Come mai in Argentina il concetto di Repubblica è talmente travisato che, con l’unica eccezione di Raul Alfonsin, primo Presidente della ritrovata democrazia, si identifica spesso con la frase “Lo Stato sono io” citata da molti?
Negli ultimi decenni l’Argentina ha avuto governanti che hanno cercato solo di perpetuarsi al potere e nel frattempo arricchirsi di forma tale che le loro fortune raggiungessero livelli straordinari. È successo così con Carlos Menem, che ha raggiunto la rielezione come Presidente anche modificando la Costituzione durante gli anni ’90 e posteriormente, a partire dall’elezione di Nestor Kirchner, con sua moglie Cristina Senatrice, si è delineato fin dall’inizio un sistema mediante il quale, alternandosi al potere, avevano creato in pratica un progetto di perpetuità, intercambiandosi la Presidenza di uno fino a dove fosse possibile con quella dell’altro. La morte di Nestor ha di fatto interrotto questo sistema, ma il ritorno del peronismo, con Alberto Fernandez di fatto Presidente ma con il potere nelle mani della Vice Cristina, è tornato a funzionare: ciò significa che il kirchnerismo ha ripreso nelle sue mani la conduzione del Governo.
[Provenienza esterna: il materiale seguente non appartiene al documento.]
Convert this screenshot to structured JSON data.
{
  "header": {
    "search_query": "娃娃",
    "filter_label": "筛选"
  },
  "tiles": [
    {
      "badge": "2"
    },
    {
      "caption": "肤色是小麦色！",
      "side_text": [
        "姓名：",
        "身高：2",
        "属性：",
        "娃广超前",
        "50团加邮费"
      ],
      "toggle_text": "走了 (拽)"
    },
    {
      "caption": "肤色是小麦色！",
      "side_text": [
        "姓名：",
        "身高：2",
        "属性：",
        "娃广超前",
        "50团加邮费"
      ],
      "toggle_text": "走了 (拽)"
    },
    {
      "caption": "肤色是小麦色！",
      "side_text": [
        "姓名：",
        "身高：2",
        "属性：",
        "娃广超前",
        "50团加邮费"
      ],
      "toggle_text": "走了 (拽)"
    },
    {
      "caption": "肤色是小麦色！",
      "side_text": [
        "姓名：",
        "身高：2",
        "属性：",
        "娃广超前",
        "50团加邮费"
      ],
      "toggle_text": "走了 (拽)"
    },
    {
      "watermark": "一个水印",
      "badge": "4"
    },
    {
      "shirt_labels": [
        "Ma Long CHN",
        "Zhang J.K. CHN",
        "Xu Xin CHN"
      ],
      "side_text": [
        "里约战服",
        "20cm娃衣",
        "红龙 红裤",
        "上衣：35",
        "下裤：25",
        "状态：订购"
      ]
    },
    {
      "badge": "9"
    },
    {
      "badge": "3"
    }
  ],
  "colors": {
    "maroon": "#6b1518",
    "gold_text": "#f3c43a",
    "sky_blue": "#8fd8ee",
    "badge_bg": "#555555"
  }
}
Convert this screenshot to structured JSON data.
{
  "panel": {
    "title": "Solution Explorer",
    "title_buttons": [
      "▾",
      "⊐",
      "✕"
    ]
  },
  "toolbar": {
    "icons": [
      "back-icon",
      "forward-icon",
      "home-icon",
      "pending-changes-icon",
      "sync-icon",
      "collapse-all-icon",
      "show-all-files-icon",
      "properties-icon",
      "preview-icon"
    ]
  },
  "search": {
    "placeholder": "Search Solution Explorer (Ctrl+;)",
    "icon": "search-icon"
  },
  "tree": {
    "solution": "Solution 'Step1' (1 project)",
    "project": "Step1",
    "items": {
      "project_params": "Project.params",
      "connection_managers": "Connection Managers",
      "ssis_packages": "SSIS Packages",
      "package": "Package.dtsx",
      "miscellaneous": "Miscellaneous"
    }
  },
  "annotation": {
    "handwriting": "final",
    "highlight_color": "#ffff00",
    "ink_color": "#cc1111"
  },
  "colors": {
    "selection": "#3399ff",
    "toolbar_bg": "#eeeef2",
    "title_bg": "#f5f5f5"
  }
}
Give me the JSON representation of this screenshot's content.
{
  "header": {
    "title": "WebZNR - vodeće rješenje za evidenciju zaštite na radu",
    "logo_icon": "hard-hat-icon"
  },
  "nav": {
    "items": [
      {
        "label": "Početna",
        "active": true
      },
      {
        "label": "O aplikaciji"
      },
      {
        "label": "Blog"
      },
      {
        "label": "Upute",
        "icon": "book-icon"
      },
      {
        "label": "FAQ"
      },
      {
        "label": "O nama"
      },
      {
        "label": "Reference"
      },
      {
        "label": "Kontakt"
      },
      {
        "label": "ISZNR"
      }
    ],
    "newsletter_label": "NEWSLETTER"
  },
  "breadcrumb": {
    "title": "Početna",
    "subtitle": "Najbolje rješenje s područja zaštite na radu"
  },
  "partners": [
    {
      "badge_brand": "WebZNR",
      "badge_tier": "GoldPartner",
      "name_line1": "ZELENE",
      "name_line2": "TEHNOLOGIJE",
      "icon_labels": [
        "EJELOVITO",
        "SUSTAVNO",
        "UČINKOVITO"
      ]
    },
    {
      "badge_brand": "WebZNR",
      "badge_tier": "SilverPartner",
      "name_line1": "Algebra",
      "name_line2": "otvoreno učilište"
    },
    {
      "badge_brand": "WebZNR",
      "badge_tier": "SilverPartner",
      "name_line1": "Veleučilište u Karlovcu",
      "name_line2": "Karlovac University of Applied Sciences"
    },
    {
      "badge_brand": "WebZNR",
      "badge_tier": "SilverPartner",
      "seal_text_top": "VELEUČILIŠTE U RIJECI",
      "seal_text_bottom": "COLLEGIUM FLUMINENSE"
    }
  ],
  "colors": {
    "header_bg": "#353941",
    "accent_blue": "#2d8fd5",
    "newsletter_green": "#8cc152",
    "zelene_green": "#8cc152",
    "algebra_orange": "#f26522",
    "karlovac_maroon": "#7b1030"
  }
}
Con l’obiettivo primario di togliersi di dosso in qualsiasi modo le varie cause giudiziarie che lo coinvolgono in vari processi, alcuni dei quali già in stadio avanzato, sia contro Cristina e i suoi figli che un numero consistente di funzionari dei passati Governi. Ogni mezzo è quindi lecito per trasformare il sistema democratico e la sua divisione nei poteri della Giustizia con la sufficiente indipendenza in un accumulo di giudici e magistrati partitari che rispondano agli interessi del kirchnerismo con l’obiettivo principale, lo ripeto, di chiudere una a una tutte le cause giudiziarie che hanno raccolto nel corso degli anni un cumulo notevolissimo di prove contro di loro.